Sung Won Sohn, chief economist at Norwest Corp., said, "I think it is just a matter of time until we get into a bear market, and that will hurt consumer spending through the negative wealth effect."

He said that in the past 70 years bear market corrections have averaged 37% and typically lasted 15 months. Applying those averages to the current market would mean a slide in the Dow Jones industrial average to the 6,000 range from its peak of 9,337.97 on July 17.

"The stock market correction this summer has taken place fairly fast," he said, "and that probably has been a bigger shock to consumers." The Dow fell 7% in August, its worst single-month performance in eight years.

With the U.S. economy already slowing, a bear market could well herald a recession, as consumers unnerved by a teetering stock market cut expeditures and weaken the important retail sector.

Nicholas S. Perna, chief economist at Fleet Financial Group, forecasts that economic growth will slow to just under a 2% annual rate. He said a market correction greater than 10% to 15% not quickly followed by a rebound "would push the U.S. into a much sharper slowdown, raising the specter of a recession during the next six to 12 months."

"Not only would consumer and business confidence drop, but the wealth effect, which has enabled consumers to increase spending faster than incomes, would become a drag," he said.

A full-scale bear market would be a new experience for many Wall Street professionals, warned Mr. Shilling, who wrote in his recent book, "Deflation," that "the average age of mutual fund managers today is 28."

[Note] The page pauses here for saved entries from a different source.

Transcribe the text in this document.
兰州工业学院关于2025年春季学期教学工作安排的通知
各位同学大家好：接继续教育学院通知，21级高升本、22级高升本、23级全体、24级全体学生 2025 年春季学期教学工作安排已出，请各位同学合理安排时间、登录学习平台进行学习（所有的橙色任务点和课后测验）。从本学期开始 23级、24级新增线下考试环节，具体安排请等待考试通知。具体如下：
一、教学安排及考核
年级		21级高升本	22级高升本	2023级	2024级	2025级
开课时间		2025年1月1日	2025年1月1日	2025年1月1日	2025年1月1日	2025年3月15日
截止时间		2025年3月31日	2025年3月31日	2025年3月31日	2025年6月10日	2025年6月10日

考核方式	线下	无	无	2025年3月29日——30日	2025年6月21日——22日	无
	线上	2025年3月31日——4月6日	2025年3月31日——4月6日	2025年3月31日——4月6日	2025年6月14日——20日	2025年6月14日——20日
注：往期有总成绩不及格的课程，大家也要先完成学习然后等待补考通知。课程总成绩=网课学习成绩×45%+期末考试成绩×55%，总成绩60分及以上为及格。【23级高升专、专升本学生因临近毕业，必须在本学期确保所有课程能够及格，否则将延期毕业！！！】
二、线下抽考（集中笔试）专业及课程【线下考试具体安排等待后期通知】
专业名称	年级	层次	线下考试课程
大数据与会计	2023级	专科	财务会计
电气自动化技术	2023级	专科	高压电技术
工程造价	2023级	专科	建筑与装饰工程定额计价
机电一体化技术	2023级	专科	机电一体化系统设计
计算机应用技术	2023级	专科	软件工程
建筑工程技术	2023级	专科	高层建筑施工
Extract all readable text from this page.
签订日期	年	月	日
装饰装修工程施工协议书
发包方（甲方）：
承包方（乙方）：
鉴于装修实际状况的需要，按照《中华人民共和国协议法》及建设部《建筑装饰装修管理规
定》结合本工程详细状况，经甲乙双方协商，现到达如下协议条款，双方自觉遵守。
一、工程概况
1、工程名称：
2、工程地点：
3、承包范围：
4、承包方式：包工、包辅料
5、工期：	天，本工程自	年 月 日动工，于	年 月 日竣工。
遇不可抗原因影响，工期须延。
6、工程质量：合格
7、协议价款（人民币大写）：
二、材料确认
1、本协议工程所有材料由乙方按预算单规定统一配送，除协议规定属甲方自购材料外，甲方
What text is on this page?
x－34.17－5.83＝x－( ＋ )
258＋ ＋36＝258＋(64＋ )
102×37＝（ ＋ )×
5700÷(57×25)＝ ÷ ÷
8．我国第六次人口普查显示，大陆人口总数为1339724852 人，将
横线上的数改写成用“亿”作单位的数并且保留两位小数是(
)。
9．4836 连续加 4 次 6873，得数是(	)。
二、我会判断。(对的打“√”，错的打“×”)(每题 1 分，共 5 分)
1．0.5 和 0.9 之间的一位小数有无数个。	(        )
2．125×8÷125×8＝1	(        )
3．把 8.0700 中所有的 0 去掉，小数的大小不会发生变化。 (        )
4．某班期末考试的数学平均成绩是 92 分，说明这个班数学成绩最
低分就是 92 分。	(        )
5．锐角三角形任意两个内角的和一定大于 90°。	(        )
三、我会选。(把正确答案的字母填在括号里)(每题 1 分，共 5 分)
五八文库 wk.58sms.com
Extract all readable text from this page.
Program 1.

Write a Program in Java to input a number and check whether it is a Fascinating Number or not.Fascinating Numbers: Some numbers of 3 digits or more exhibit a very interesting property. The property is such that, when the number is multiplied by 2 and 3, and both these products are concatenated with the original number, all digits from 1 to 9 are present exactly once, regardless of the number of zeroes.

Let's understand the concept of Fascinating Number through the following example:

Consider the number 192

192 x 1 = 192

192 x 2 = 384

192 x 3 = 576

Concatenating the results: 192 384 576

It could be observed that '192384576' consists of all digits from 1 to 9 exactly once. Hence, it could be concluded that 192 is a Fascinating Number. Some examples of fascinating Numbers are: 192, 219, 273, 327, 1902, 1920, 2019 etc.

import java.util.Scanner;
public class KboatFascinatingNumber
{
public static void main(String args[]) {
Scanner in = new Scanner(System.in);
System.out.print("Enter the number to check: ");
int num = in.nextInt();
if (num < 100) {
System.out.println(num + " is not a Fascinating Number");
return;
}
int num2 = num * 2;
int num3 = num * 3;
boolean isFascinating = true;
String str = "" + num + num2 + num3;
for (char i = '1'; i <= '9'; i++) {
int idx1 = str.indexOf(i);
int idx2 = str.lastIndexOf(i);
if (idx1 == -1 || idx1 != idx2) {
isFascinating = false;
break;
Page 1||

The market rebounded so quickly after the 1987 crash and the so-called mini-crash of 1990, he said, that many firmly believe market selloffs "are wonderful opportunities to buy, not warnings to sell."

"Fearing something you've never experienced is difficult," which raises the likely shock value of a bear market, said Mr. Shilling, who heads his own money management and consulting firm in Springfield, N.J.

Mr. Perna said economic conditions now are far different from those of October 1987, when the Dow fell 30% Then, the economy managed to grow for nearly another three years, "because the trade deficit was shrinking dramatically," he said.

That supplied an immediate offset to the negatives that otherwise would have prevailed, he said. But now, with Asian economies in deep recessions, "the swelling trade deficit would aggravate, rather than offset, a stock market drop."